3) But what about women who’ve had mastectomies, or people who were disfigured in accidents? It’s cruel to require them to live with their altered appearance just because you don’t like plastic surgery.
This argument purposefully blurs the line between cosmetic surgery and reconstructive surgery. While I can’t know what my reaction would be in such a situation, I would never lecture someone on reconstructing the form that was lost to them through injury or illness.
4) But you have tattoos!
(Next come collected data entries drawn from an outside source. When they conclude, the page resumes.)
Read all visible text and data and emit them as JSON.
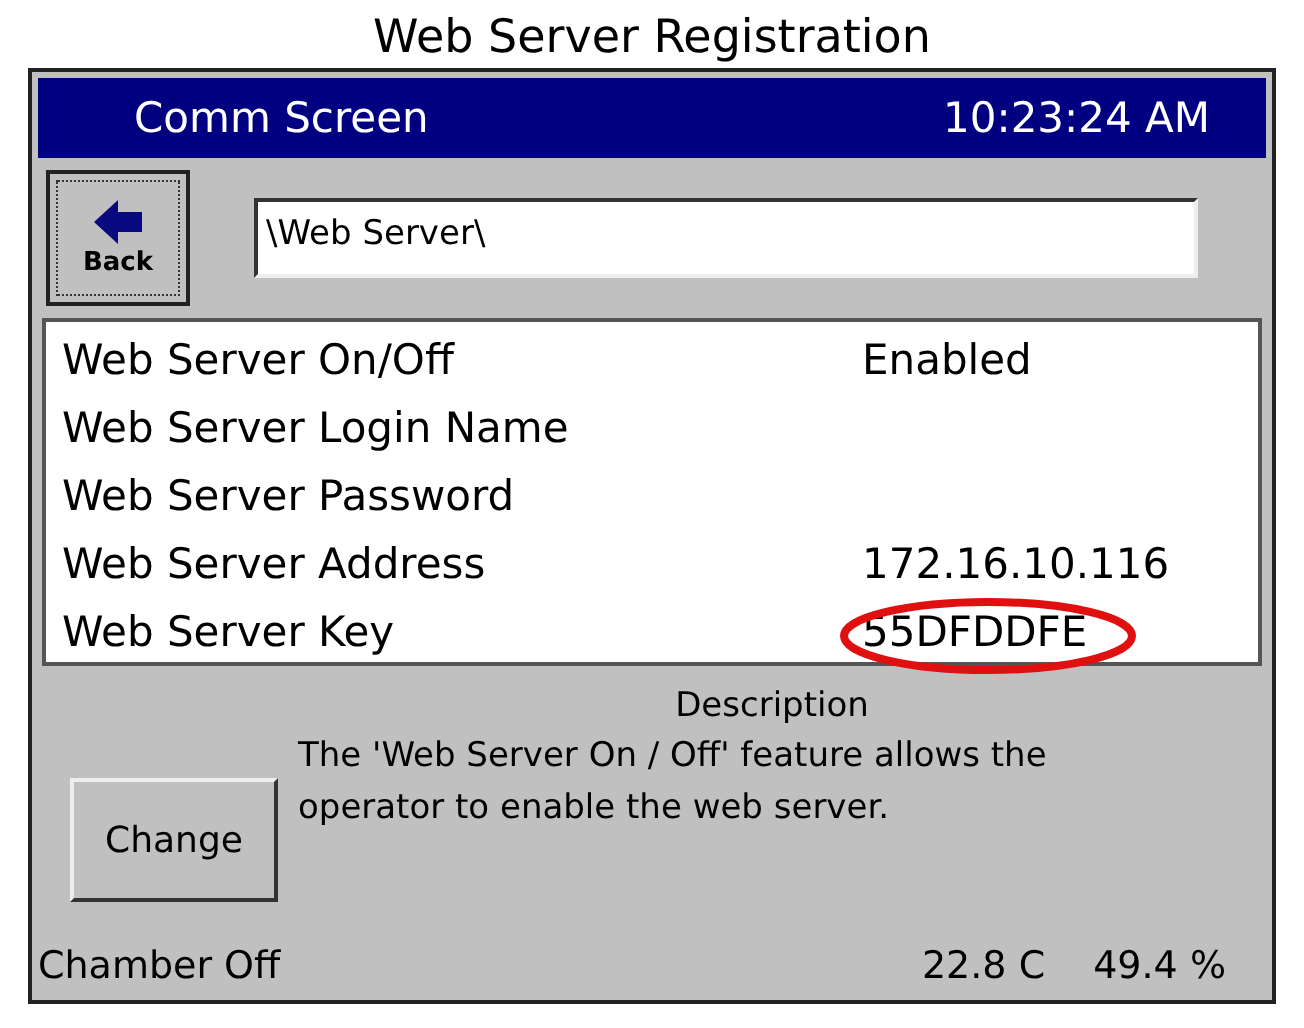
{
  "caption": "Web Server Registration",
  "title_bar": {
    "title": "Comm Screen",
    "time": "10:23:24 AM"
  },
  "back_button": {
    "label": "Back"
  },
  "path_field": {
    "value": "\\Web Server\\"
  },
  "settings": [
    {
      "name": "Web Server On/Off",
      "value": "Enabled",
      "highlighted": false
    },
    {
      "name": "Web Server Login Name",
      "highlighted": false
    },
    {
      "name": "Web Server Password",
      "highlighted": false
    },
    {
      "name": "Web Server Address",
      "value": "172.16.10.116",
      "highlighted": false
    },
    {
      "name": "Web Server Key",
      "value": "55DFDDFE",
      "highlighted": true
    }
  ],
  "description": {
    "heading": "Description",
    "text": "The 'Web Server On / Off' feature allows the operator to enable the web server."
  },
  "change_button": {
    "label": "Change"
  },
  "status_bar": {
    "chamber": "Chamber Off",
    "temperature": "22.8 C",
    "humidity": "49.4 %"
  }
}
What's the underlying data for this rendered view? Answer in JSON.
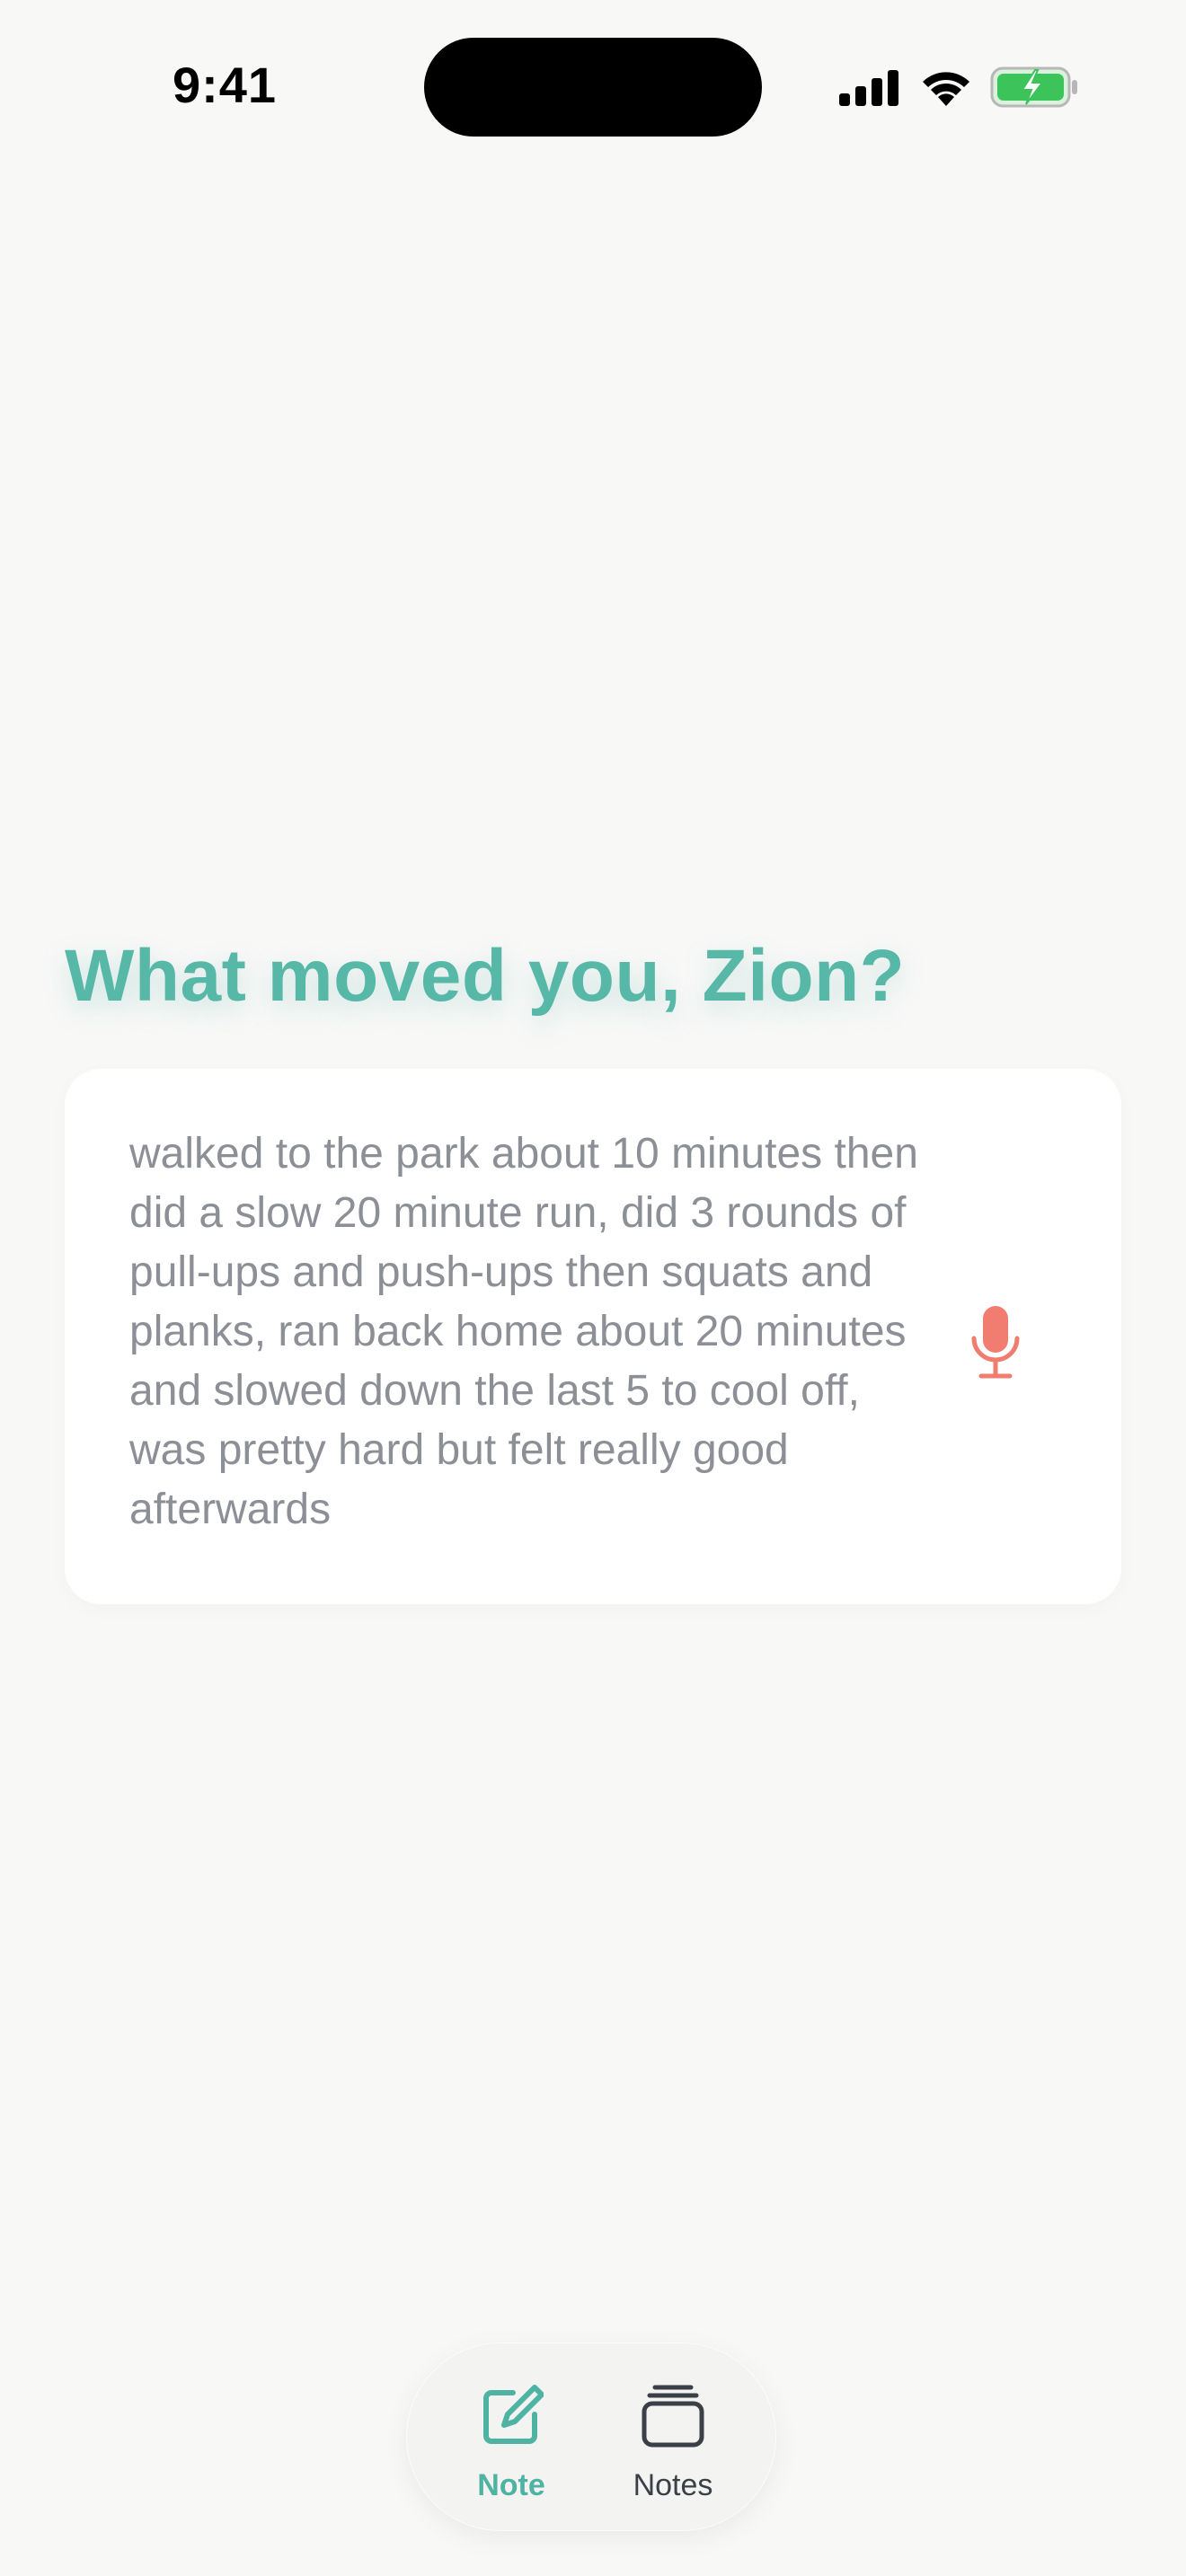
{
  "status_bar": {
    "time": "9:41",
    "icons": [
      "cellular-signal-icon",
      "wifi-icon",
      "battery-charging-icon"
    ]
  },
  "prompt": {
    "heading": "What moved you, Zion?"
  },
  "entry": {
    "text": "walked to the park about 10 minutes then did a slow 20 minute run, did 3 rounds of pull-ups and push-ups then squats and planks, ran back home about 20 minutes and slowed down the last 5 to cool off, was pretty hard but felt really good afterwards",
    "mic_icon": "microphone-icon"
  },
  "tabbar": {
    "tabs": [
      {
        "label": "Note",
        "icon": "compose-icon",
        "selected": true
      },
      {
        "label": "Notes",
        "icon": "stack-icon",
        "selected": false
      }
    ]
  },
  "colors": {
    "accent": "#58b8a8",
    "mic": "#f07d6f",
    "battery": "#3cc45a",
    "background": "#f8f8f7"
  }
}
You can’t be against modifying the body in one way, but for it in another.
Oh, I’m sorry, were you under the impression that these drawings magically sprang forth from my flesh at puberty? I didn’t think so. There is a stark difference between making changes to your body that are purely artistic, and making alterations meant to mimic something that nature bestows on some folks but not others. Also, tattoos, piercings, and other extreme modifications done for the sake of aesthetics and art do not exist solely to make the modded person appear closer to societal standards for beauty. Quite the opposite; these modifications are made with the knowledge that you will be ostracized by those who buy into such beauty standards. It’s a conscious snub of the concept of beauty being stoic, and rather recognizes the beauty of creativity, individuality, and self-expression.
My objections to this industry are not about stripping anyone of their rights, or ridiculing anyone who’s indulged in surgical alteration. It’s not about judgment of what’s already been done, it’s about correcting the biased cause, so more social minorities don’t suffer because of unrealistic standards of personal appearance. It’s about teaching women and those with non-Caucasian features that our attractiveness is not only skin deep, and allowing us to recognize the varied and unique beauty we all possess. It’s about tearing down the social caste system, which places white males in power over even our own self-image. It’s about making a stand against prejudice, and refusing to let anyone else dictate what we should do with our bodies.